Even if state officials can scrape together the billions of dollars needed to fund California's ambitious high-speed rail plans, lawsuits from cities and opposition groups could delay, divert or derail the project.

In the Bay Area, cities and nonprofits are suing over issues with the route and environmental studies. In Southern California, the city of Palmdale (Los Angeles County) has gone to court over fears that rail officials will abandon a planned Antelope Valley line through the city and reroute the tracks up Interstate 5 instead.

Perhaps the hardest-fought battle is yet to come in the Central Valley, where Kings County officials and residents say they'll do everything in their power to stop a 100-mile stretch of track from wiping out thousands of acres of prime farmland between Fresno and Bakersfield.

The biggest obstacle facing the beleaguered bullet train is probably its uncertain financial future. But lengthy court battles also could affect the project by delaying construction, increasing costs and altering the course the train takes through the state.

According to estimates by the California High-Speed Rail Authority, rerouting the high-speed line to satisfy stakeholders could add hundreds of millions, even billions, of dollars to the final price tag.

The Free Will Sister is a transportation planner, and even she thinks HSR is dumb. For one thing, there are stations being planned for no better reason than to placate this or that assemblyman whom you've never heard of. For another, there's already a high speed connection between SF and LA. It's called an airplane. And, she never gets tired of pointing out that the $10 billion HSR bond was not a construction bond, but was little more than a mechanism for setting up the bureaucracy to "study" HSR.

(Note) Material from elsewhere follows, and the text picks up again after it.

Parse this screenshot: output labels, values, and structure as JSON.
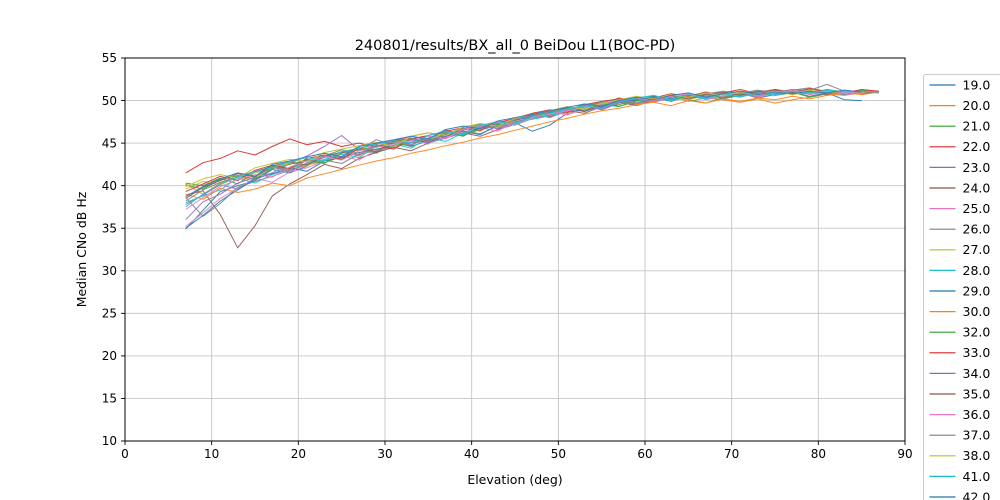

What's absurd is that there are very few vocal proponents of HSR...yet the HSR bond passed convincingly back in the year of hope and change, wafted along by gassy "We Are The Future" rhetoric from the Governator. In my town of Burlingame, the proposal is for the HSR line to cut right through the middle of town on an elevated platform, which just might interfere with our sleepy small town atmosphere. A lot of folks are up in arms, but you really have to wonder how many of them actually voted for this thing without considering the consequences.